Off-season football for dads: Harvard Beats Yale 29-29 on DVD

If you haven’t seen Harvard Beats Yale, get it and watch it with your kids. As much a documentary about this amazing game played in 1968, it’s a look backward at a different time. The director of this documentary, Kevin Rafferty, spends easily a third of the interviews with the players discussing the anti-war movement in 1968, the politics of the two different campuses and the sexual revolution.

I won’t give away the ending, but even knowing the score because it’s in the title, does not diminish the suspense going into the final minutes of this documentary.

Using both old color film from the game and the color commentary by the Yale and Harvard players, the key moments of the game are relived with the benefit of 40 years of experience by all involved. Yale, the superior team by all accounts, as such a commanding lead that the Yalies goof off during half time and most of the way into the fourth quarter because a Harvard comeback isn’t even possible in their imagination. Each player on both sides relives especially the last minutes as if the event was a religious experience or some shifting of the cosmos.
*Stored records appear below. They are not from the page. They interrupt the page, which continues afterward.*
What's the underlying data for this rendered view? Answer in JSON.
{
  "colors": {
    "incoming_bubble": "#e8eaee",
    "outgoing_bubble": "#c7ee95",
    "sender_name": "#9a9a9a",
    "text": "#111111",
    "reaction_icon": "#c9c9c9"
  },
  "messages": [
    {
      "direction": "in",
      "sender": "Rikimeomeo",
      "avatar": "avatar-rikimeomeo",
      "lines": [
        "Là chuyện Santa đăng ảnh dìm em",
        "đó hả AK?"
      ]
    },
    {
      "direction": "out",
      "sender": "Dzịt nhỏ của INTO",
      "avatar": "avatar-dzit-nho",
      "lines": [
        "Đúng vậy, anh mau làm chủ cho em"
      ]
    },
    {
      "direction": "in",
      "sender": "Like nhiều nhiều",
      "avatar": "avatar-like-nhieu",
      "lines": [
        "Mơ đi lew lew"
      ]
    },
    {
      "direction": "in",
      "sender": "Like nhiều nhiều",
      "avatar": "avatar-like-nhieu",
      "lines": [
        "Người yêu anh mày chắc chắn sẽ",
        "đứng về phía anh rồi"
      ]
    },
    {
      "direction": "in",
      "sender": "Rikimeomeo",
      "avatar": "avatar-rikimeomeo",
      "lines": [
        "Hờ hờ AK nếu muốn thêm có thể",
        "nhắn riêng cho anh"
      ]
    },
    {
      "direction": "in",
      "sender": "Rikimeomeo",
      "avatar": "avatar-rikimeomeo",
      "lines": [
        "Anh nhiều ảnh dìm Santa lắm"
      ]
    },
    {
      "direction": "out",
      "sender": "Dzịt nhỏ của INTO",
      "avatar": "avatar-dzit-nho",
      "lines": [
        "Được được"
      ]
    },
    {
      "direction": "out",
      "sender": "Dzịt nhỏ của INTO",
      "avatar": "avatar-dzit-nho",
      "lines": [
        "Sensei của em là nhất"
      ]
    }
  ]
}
Almost all of the players are charming, humble, and generous in their assessments of the game and their roles in it. And, of course, it being Harvard and Yale, they make offhand references to famous people they were dating at the time (Meryl Streep) or rooming with (George Bush, Al Gore). Tommy Lee Jones was an offensive tackle on the Harvard team of 1968 and has a major role in the film, though his are dreary appearance since he appears grumpy about the story for some reason.

The film is also a fun football highlight reel of some stunning college ball for those of us Jonesing for some Monday Night entertainment during the long months of Spring and early Summer.

Kids will be pulled into the story because of it’s David and Goliath like story and ending, and dads will enjoy the look back at a simpler time in America when all the men wore hats and these two all-boys schools had male cheerleaders.